Sauf que nous sommes en pleine S-F. S-F qui apparaît par petites touches successives, au fur et à mesure des doutes qui assaillent le héros et le lecteur au fil de la progression de l'enquête. Tout tient en fait à la ville. Elle semble prise dans une guerre qui dure depuis des lustres, et abrite de nombreuses usines d'armement, bien qu'elle ne soit curieusement jamais bombardée. Certaines choses et personnes paraissent bizarrement floues, et de nombreuses questions de mémoire vont vite rester sans réponse. Des immeubles disparaissent pendant que d'autres apparaissent du jour au lendemain, quand ce ne sont pas des quartiers entiers. En outre, personne ne sort jamais de cette ville située au milieu des terres, et l'on se demande bien comment une artiste peut peindre une plage.
On a donc rapidement l'impression de lire Mon privé enquête dans Dark city. Sauf qu'il y a en fait plusieurs parties dans ce roman, et que la deuxième fait tout basculer.
Elle met en scène un privé nommé Joseph Kaminsky, spécialisé dans la recherche des personnes disparues. Victor Lazare lui demande de retrouver sa femme disparue, Maggie. Ici, point de science-fiction, mais plutôt du pur hard-boiled, avec la femme plantureuse, le client véreux, le détective dépassé par les révélations de son enquête et les manipulations y attenant.
Je vous laisse donc le soin de découvrir la troisième et ultime partie, où Weiner assène avec parcimonie et une incontestable habileté les révélations sur le jeu de miroirs entre les deux enquêtes, sans grande surprise toutefois.

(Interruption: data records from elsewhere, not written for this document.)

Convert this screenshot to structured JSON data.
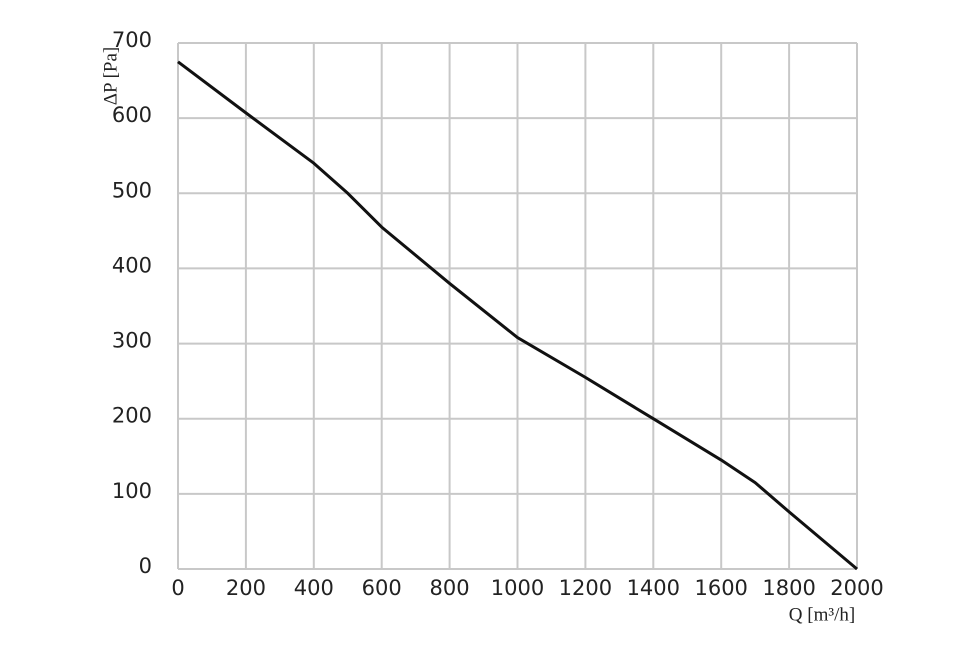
{
  "chart_data": {
    "type": "line",
    "x_label": "Q [m³/h]",
    "y_label": "ΔP [Pa]",
    "x": [
      0,
      200,
      400,
      500,
      600,
      800,
      1000,
      1200,
      1400,
      1600,
      1700,
      1800,
      2000
    ],
    "values": [
      675,
      607,
      540,
      500,
      455,
      380,
      308,
      255,
      200,
      145,
      115,
      76,
      0
    ],
    "color": "#111111",
    "xlim": [
      0,
      2000
    ],
    "xticks": [
      0,
      200,
      400,
      600,
      800,
      1000,
      1200,
      1400,
      1600,
      1800,
      2000
    ],
    "ylim": [
      0,
      700
    ],
    "yticks": [
      0,
      100,
      200,
      300,
      400,
      500,
      600,
      700
    ],
    "grid": true
  }
}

Si les réalités gigognes ne sont pas plus nouvelles (Simulacron 3) que le mélange entre polar et S-F (L'Homme démoli, premier prix Hugo), Andrew Weiner signe au final un roman de bonne tenue. Fort agréable à lire, même s'il ne faut pas s'attendre à quelque chose de totalement renversant, ce Boulevard des disparus se révèle un bel hommage au polar hard-boiled, dont il se rapproche finalement bien plus que de la S-F. Véritable fiction trans-genres, le livre souffre toutefois d'un défaut majeur : avoir été écrit après Dark city. S'il est hors de question de parler d'un quelconque plagiat, c'est quand même un clin d'œil appuyé au film de Proyas. Peut-être un peu trop, d'ailleurs, pour que l'œuvre romanesque soit vraiment originale. On renverra donc le lecteur désireux de découvrir Weiner à ses deux œuvres précédentes disponibles en poche dans la même collection. On en profitera au passage pour recommander cet inédit aux aficionados de Weiner et aux lecteurs occasionnels ou plus réguliers de polars, ainsi qu'aux admirateurs de Proyas.